The short concluded with a hashtag — #FreeFortnite — which Epic then used as the title of a blog explaining Epic’s position on Apple pulling Fortnite. In the post, Epic noted that iOS players currently won’t be able to play the game’s upcoming next season (which will likely be packed with significant updates), and called on players to “join the fight against @AppStore on social media with #FreeFortnite.”
Epic then put the “Nineteen Eighty-Fortnite” short on loop on its Twitter, Twitch, and YouTube channels — a trick it also used for the black hole event — where it had thousands of simultaneous viewers across all three platforms. But while the black hole live streams were a way to build hype, Epic streamed the “Nineteen Eighty-Fortnite” video on repeat to try to rally support for its cause.
While this was a detailed and well-planned campaign against Apple, Epic used many of these tactics just a week earlier to promote the addition of drivable cars to Fortnite. That update was accompanied with a cinematic short, in-game notices, tweets, and a blog post on Epic’s website.

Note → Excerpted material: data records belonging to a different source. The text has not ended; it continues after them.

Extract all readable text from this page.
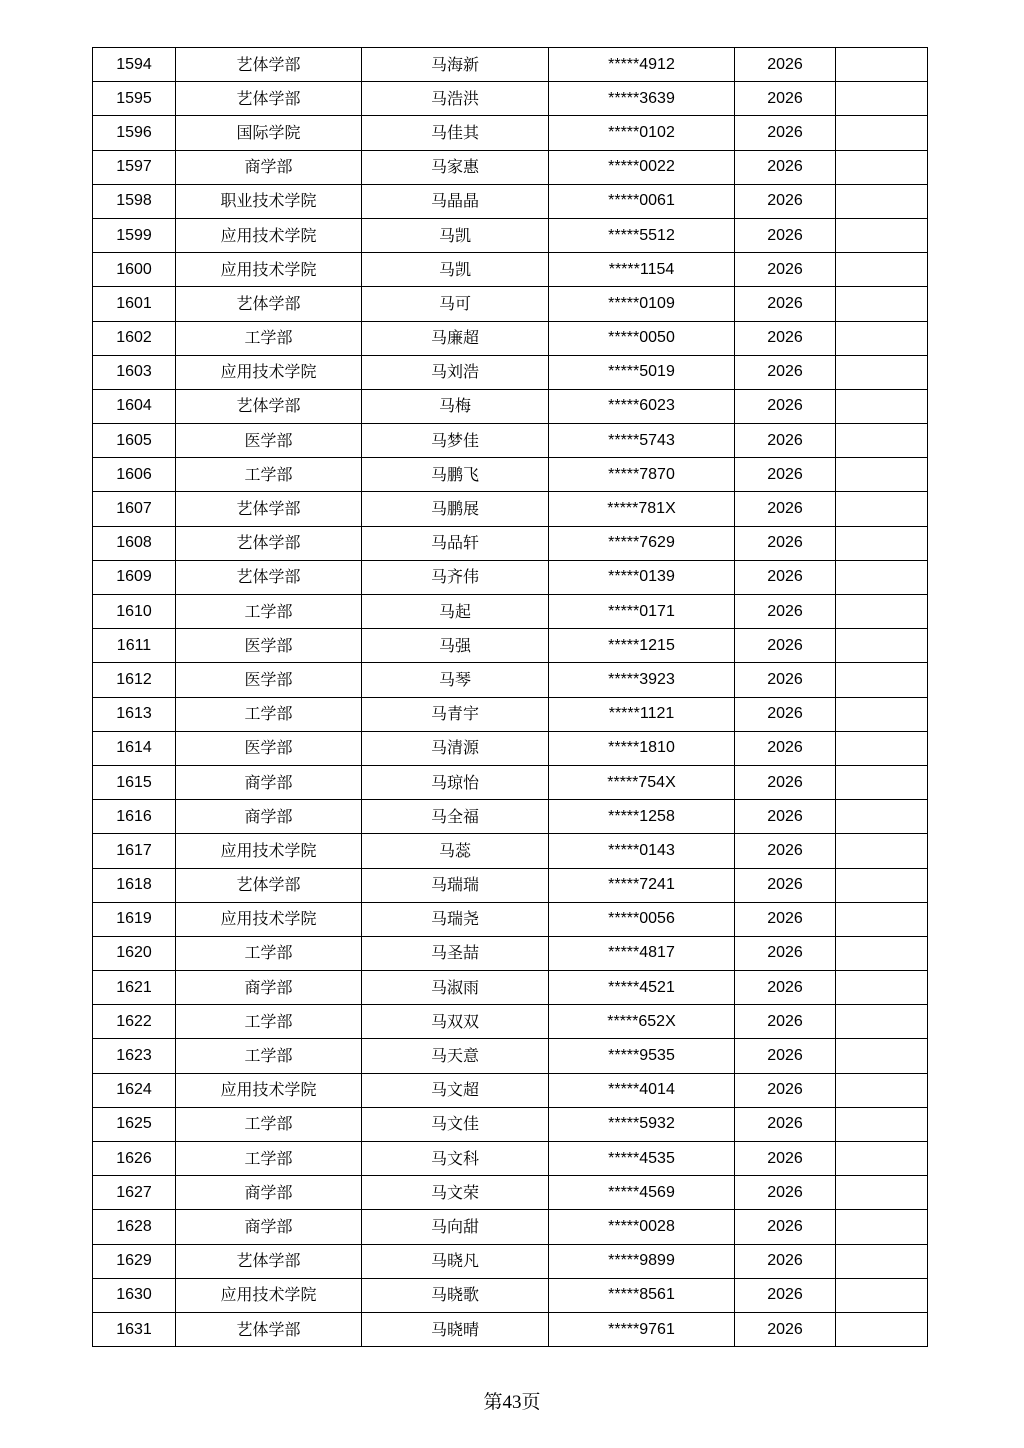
1594	艺体学部	马海新	*****4912	2026	
1595	艺体学部	马浩洪	*****3639	2026	
1596	国际学院	马佳其	*****0102	2026	
1597	商学部	马家惠	*****0022	2026	
1598	职业技术学院	马晶晶	*****0061	2026	
1599	应用技术学院	马凯	*****5512	2026	
1600	应用技术学院	马凯	*****1154	2026	
1601	艺体学部	马可	*****0109	2026	
1602	工学部	马廉超	*****0050	2026	
1603	应用技术学院	马刘浩	*****5019	2026	
1604	艺体学部	马梅	*****6023	2026	
1605	医学部	马梦佳	*****5743	2026	
1606	工学部	马鹏飞	*****7870	2026	
1607	艺体学部	马鹏展	*****781X	2026	
1608	艺体学部	马品轩	*****7629	2026	
1609	艺体学部	马齐伟	*****0139	2026	
1610	工学部	马起	*****0171	2026	
1611	医学部	马强	*****1215	2026	
1612	医学部	马琴	*****3923	2026	
1613	工学部	马青宇	*****1121	2026	
1614	医学部	马清源	*****1810	2026	
1615	商学部	马琼怡	*****754X	2026	
1616	商学部	马全福	*****1258	2026	
1617	应用技术学院	马蕊	*****0143	2026	
1618	艺体学部	马瑞瑞	*****7241	2026	
1619	应用技术学院	马瑞尧	*****0056	2026	
1620	工学部	马圣喆	*****4817	2026	
1621	商学部	马淑雨	*****4521	2026	
1622	工学部	马双双	*****652X	2026	
1623	工学部	马天意	*****9535	2026	
1624	应用技术学院	马文超	*****4014	2026	
1625	工学部	马文佳	*****5932	2026	
1626	工学部	马文科	*****4535	2026	
1627	商学部	马文荣	*****4569	2026	
1628	商学部	马向甜	*****0028	2026	
1629	艺体学部	马晓凡	*****9899	2026	
1630	应用技术学院	马晓歌	*****8561	2026	
1631	艺体学部	马晓晴	*****9761	2026	
第43页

Interestingly, Epic didn’t roll out quite as much of its playbook against Google, despite Google also pulling Fortnite from the Play Store and Epic suing in response. There was no cheeky short mocking Google’s old “don’t be evil” motto. (Though Epic did argue in its lawsuit that Google has “relegated” the motto to “nearly an afterthought.”) Epic didn’t announce on Twitter that it had sued Google. The studio did tweet about the game being taken off the Play Store, but that tweet was polite compared to what Epic has said against Apple.
Epic’s quieter response to Google might be because you can still play Fortnite on Android devices by downloading it directly from Epic or from Samsung’s app store — something that Epic suggests on its own website. Apple, for now, seems to be Epic’s primary target.
And while the conflict with Apple has continued to escalate — Apple has threatened to pull Epic’s access to Apple’s developer tools by August 28th unless the studio makes changes to Fortnite — there hasn’t been a follow-up video or a new in-game event just yet. But a large part of Fortnite’s success is the consistent creativity Epic brings to the game, so perhaps Epic has more in store to try to put the pressure on Apple.
If you’re reading this, Epic, I’ll give you one idea: release a skin for the apple man.
Update August 19th, 11:33AM ET: Added that Epic did mention Google’s old “don’t be evil” motto in its lawsuit.